Mathieu Bénézet faisait partie de ceux que Maurice Maeterlinck appelait les Avertis (ceux qui savent dès l’enfance, tout de suite sérieux, avec un regard d’adulte – les autres, presque tout le monde, sont les Divertis). Dans ses livres, la mort est très souvent proche, voire imminente.
6. Le Transi de René de Chalon, de Ligier Richier, est déjà au cœur du roman Moi, Mathieu Bas-Vignons, fils de… (Actes Sud, 1999). Le narrateur, découvrant cette sculpture à Bar-le-Duc, éprouve un malaise. Cette rencontre change sa vie.

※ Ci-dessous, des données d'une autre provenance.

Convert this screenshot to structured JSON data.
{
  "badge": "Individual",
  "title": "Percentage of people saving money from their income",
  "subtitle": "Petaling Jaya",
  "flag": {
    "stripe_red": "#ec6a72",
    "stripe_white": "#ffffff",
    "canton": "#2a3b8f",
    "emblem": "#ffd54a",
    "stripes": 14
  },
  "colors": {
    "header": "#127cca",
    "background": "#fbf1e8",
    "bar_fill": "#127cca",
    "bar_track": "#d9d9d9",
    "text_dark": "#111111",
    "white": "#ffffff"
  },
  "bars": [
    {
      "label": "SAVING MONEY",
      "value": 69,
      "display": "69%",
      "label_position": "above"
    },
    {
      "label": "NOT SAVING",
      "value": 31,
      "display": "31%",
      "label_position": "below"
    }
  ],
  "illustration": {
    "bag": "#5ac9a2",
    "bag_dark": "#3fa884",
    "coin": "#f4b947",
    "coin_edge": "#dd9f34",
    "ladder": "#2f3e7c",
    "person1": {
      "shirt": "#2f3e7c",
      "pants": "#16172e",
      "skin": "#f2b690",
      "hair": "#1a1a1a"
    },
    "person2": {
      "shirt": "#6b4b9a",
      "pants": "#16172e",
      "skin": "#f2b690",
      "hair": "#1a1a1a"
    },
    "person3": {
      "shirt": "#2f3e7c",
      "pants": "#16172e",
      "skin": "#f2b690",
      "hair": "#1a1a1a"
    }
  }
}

« […] tu te souviens des cavités et pourtant tu songes à des yeux, des yeux qui n’auraient plus de larmes, creusés si profondément dans le faciès par l’acuité d’une souffrance, d’un spasme douloureux, et toujours le geste des bras ramenés en avant du corps, un épuisement… Il y a le reflet vague et lointain d’un visage bouleversé, d’un visage concentré par la souffrance, un visage presque illuminé par une lumière intérieure. […] Et ce visage bouleversé, ce visage de Meuse, ce visage qui porte le signe nu du regard est le visage de la métamorphose, d’une métamorphose de toi-même, tant espérée, tant combattue, un double de toi qui remonterait d’une autre enfance que la tienne… » (p. 15)

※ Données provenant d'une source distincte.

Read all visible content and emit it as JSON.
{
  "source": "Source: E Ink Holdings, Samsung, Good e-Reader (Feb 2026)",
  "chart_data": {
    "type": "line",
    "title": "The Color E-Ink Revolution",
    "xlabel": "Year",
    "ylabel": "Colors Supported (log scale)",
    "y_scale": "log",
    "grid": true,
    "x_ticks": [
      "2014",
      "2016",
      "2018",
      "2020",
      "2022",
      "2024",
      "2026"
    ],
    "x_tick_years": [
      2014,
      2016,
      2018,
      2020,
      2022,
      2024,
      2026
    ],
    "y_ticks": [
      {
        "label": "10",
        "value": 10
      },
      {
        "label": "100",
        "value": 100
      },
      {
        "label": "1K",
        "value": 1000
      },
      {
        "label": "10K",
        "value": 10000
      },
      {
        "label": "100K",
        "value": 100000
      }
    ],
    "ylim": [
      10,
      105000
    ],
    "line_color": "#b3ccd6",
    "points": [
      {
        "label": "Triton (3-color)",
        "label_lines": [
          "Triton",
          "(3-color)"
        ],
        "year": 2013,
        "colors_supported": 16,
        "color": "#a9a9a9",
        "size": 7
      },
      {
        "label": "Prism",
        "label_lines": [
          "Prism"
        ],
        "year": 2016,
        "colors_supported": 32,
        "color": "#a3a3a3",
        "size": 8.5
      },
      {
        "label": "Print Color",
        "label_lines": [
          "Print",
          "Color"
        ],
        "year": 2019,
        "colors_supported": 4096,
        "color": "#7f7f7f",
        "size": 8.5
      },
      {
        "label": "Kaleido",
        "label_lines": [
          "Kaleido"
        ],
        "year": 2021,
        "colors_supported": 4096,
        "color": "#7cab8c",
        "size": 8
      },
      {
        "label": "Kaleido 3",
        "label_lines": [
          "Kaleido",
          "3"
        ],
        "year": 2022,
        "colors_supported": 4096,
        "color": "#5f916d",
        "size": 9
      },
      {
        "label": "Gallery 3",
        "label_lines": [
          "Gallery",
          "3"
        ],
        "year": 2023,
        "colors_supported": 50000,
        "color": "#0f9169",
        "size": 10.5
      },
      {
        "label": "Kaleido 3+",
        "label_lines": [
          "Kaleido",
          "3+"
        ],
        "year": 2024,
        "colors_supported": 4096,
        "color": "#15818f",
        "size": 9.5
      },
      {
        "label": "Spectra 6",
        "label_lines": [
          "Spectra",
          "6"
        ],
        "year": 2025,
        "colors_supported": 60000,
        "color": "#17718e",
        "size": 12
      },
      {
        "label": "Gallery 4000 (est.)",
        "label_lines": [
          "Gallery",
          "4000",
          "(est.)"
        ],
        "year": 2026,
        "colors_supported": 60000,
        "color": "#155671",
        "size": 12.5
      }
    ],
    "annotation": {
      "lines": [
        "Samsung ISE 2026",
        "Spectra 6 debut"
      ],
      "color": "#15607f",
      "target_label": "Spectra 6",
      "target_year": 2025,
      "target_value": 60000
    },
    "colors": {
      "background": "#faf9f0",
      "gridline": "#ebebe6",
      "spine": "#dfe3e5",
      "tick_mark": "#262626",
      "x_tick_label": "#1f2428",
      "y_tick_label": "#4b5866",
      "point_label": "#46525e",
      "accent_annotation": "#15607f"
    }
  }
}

« […] et déjà tu as l’intuition d’une absence, la préconception qu’elle ou toi êtes absents, allez être absents, et cette absence t’appelle, soupçonnant que jusqu’alors tu aurais été dans l’attente de cette absence, laissant naviguer en toi le signe de cette attente, comme à Bar-le-Duc face à l’érection par l’artiste de la Chose mangée mais pas entièrement par la vermine, où tu crus voir quelque chose de plus humain, de plus vécu, que dans toutes les autres statuaires du XVIe siècle et au-delà, quelque chose d’hiératique mais transformée en une harmonie d’expression absolue, l’incessant labour de la mort dans une chose lorraine, comme si l’Imagier, et ainsi disait-on à l’époque de la Renaissance, imprégné des physionomies de ses modèles, avait annoncé les massacres à venir des guerres mondiales, comme si l’art pouvait attendre trois ou quatre siècles pour livrer son dernier travail, sa pensée intime, sa noblesse, dans une spontanéité en rien altérée par le temps et l’Histoire. Et plus tard tu penseras, dans un train de nulle part, il est impossible d’imaginer rien de plus vivant […] » (p. 30)
Attirance et répulsion pour la mort : ces deux mouvements inverses sont fréquemment conjoints chez Mathieu Bénézet, comme la douleur et la douceur.
[Une version abrégée de ce texte a été publiée dans la revue Europe, numéro 1022-1023, juin/juillet 2014.]